2001; PORTO; 2009; BOLOGNA; 2006);

k) aceleração do tempo de giro ou de rotação da produção material, que

envolve acelerações paralelas na troca e no consumo; o desenvolvimento de

sistemas aperfeiçoados de comunicações e de fluxo de imagens e informações

possibilitou a circulação e o consumo de mercadorias e serviços em uma velocidade

maior, com conseqüências mediatas para o processo de desvalorização dos capitais

e da força de trabalho na sociedade capitalista (HARVEY, 1990, 1992); concorrência

aperfeiçoada de capitais (“benchmarking”) ou melhoramento contínuo da qualidade

da produção das mercadorias e serviços, a fim de se atingir um desempenho

superior entre os concorrentes monopolistas.

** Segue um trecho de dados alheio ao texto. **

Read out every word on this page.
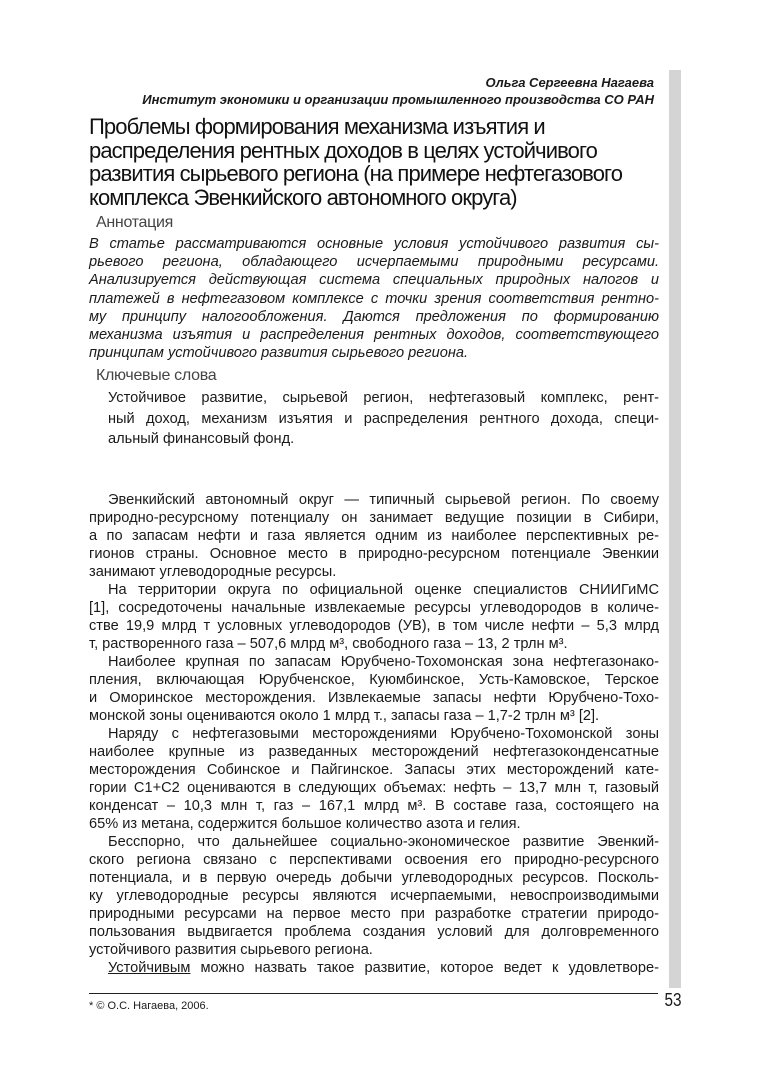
Ольга Сергеевна Нагаева
Институт экономики и организации промышленного производства СО РАН
Проблемы формирования механизма изъятия и
распределения рентных доходов в целях устойчивого
развития сырьевого региона (на примере нефтегазового
комплекса Эвенкийского автономного округа)
Аннотация
В статье рассматриваются основные условия устойчивого развития сы-
рьевого региона, обладающего исчерпаемыми природными ресурсами.
Анализируется действующая система специальных природных налогов и
платежей в нефтегазовом комплексе с точки зрения соответствия рентно-
му принципу налогообложения. Даются предложения по формированию
механизма изъятия и распределения рентных доходов, соответствующего
принципам устойчивого развития сырьевого региона.
Ключевые слова
Устойчивое развитие, сырьевой регион, нефтегазовый комплекс, рент-
ный доход, механизм изъятия и распределения рентного дохода, специ-
альный финансовый фонд.
Эвенкийский автономный округ — типичный сырьевой регион. По своему
природно-ресурсному потенциалу он занимает ведущие позиции в Сибири,
а по запасам нефти и газа является одним из наиболее перспективных ре-
гионов страны. Основное место в природно-ресурсном потенциале Эвенкии
занимают углеводородные ресурсы.
На территории округа по официальной оценке специалистов СНИИГиМС
[1], сосредоточены начальные извлекаемые ресурсы углеводородов в количе-
стве 19,9 млрд т условных углеводородов (УВ), в том числе нефти – 5,3 млрд
т, растворенного газа – 507,6 млрд м³, свободного газа – 13, 2 трлн м³.
Наиболее крупная по запасам Юрубчено-Тохомонская зона нефтегазонако-
пления, включающая Юрубченское, Куюмбинское, Усть-Камовское, Терское
и Оморинское месторождения. Извлекаемые запасы нефти Юрубчено-Тохо-
монской зоны оцениваются около 1 млрд т., запасы газа – 1,7-2 трлн м³ [2].
Наряду с нефтегазовыми месторождениями Юрубчено-Тохомонской зоны
наиболее крупные из разведанных месторождений нефтегазоконденсатные
месторождения Собинское и Пайгинское. Запасы этих месторождений кате-
гории С1+С2 оцениваются в следующих объемах: нефть – 13,7 млн т, газовый
конденсат – 10,3 млн т, газ – 167,1 млрд м³. В составе газа, состоящего на
65% из метана, содержится большое количество азота и гелия.
Бесспорно, что дальнейшее социально-экономическое развитие Эвенкий-
ского региона связано с перспективами освоения его природно-ресурсного
потенциала, и в первую очередь добычи углеводородных ресурсов. Посколь-
ку углеводородные ресурсы являются исчерпаемыми, невоспроизводимыми
природными ресурсами на первое место при разработке стратегии природо-
пользования выдвигается проблема создания условий для долговременного
устойчивого развития сырьевого региона.
Устойчивым можно назвать такое развитие, которое ведет к удовлетворе-
* © О.С. Нагаева, 2006.	53
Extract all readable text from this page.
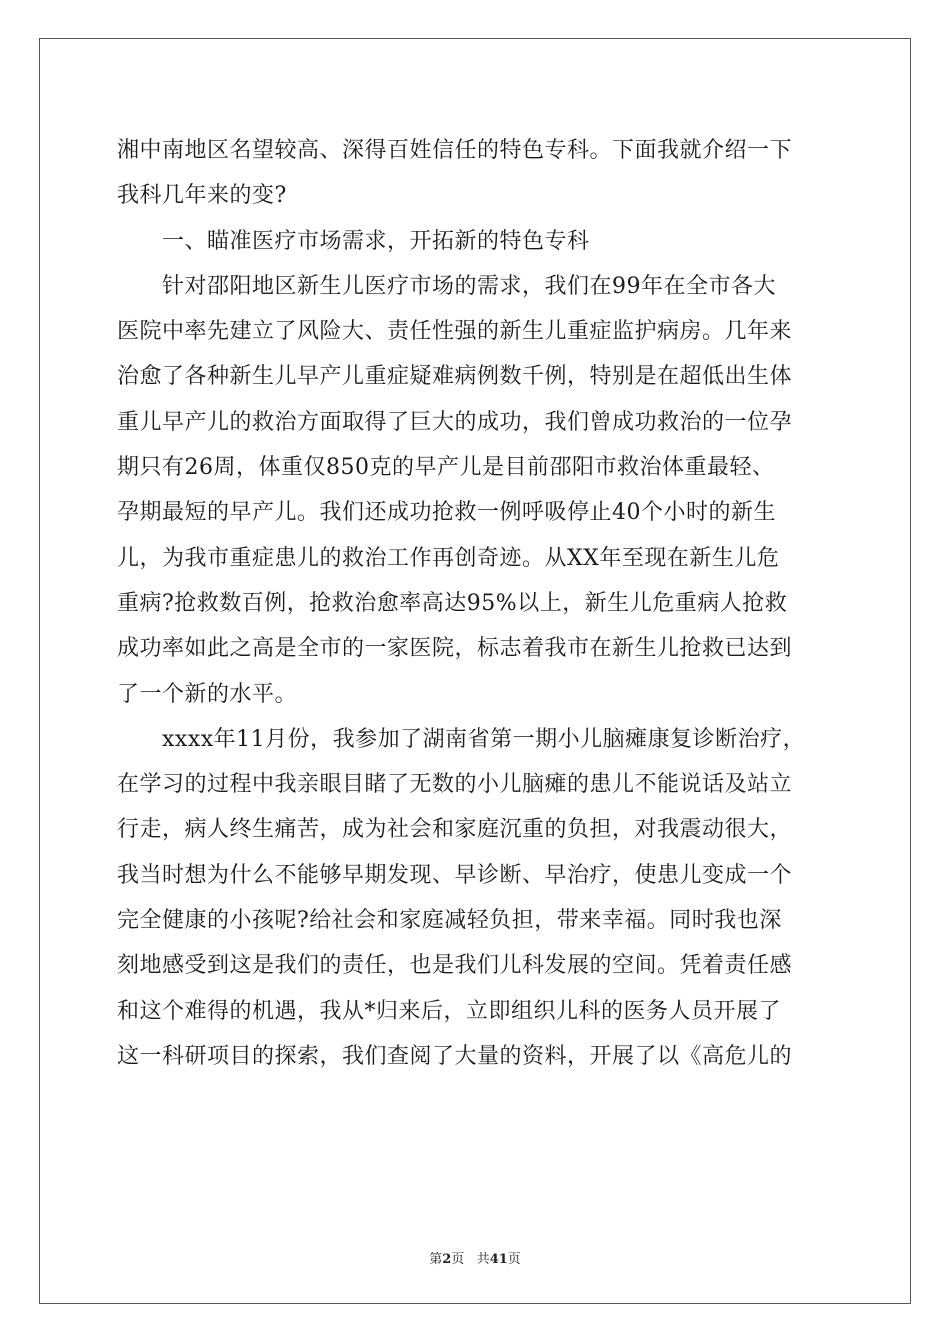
湘中南地区名望较高、深得百姓信任的特色专科。下面我就介绍一下
我科几年来的变?
　　一、瞄准医疗市场需求，开拓新的特色专科
　　针对邵阳地区新生儿医疗市场的需求，我们在99年在全市各大
医院中率先建立了风险大、责任性强的新生儿重症监护病房。几年来
治愈了各种新生儿早产儿重症疑难病例数千例，特别是在超低出生体
重儿早产儿的救治方面取得了巨大的成功，我们曾成功救治的一位孕
期只有26周，体重仅850克的早产儿是目前邵阳市救治体重最轻、
孕期最短的早产儿。我们还成功抢救一例呼吸停止40个小时的新生
儿，为我市重症患儿的救治工作再创奇迹。从XX年至现在新生儿危
重病?抢救数百例，抢救治愈率高达95%以上，新生儿危重病人抢救
成功率如此之高是全市的一家医院，标志着我市在新生儿抢救已达到
了一个新的水平。
　　xxxx年11月份，我参加了湖南省第一期小儿脑瘫康复诊断治疗，
在学习的过程中我亲眼目睹了无数的小儿脑瘫的患儿不能说话及站立
行走，病人终生痛苦，成为社会和家庭沉重的负担，对我震动很大，
我当时想为什么不能够早期发现、早诊断、早治疗，使患儿变成一个
完全健康的小孩呢?给社会和家庭减轻负担，带来幸福。同时我也深
刻地感受到这是我们的责任，也是我们儿科发展的空间。凭着责任感
和这个难得的机遇，我从*归来后，立即组织儿科的医务人员开展了
这一科研项目的探索，我们查阅了大量的资料，开展了以《高危儿的
第2页 共41页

Todos estes fenômenos devem ser analisados cientificamente em sua

totalidade concreta ou estrutural, a fim de que se compreendam quais as práticas

sociais conflituosas que determinam o deslocamento da categoria “trabalho” da

análise social e de suas determinações negativas indiretas ou mediatas nos

discursos e na prática dos operadores profissionais do Direito do Trabalho. Em

outras palavras, somente após o exame destes pressupostos “exógenos” ao Direito

do Trabalho é que poderemos avaliar quais são as conseqüências irracionais que se

refletem nas formas de consciência dos juristas ou nas superestruturas ideológicas

que discutem o futuro da competência material da Justiça do Trabalho.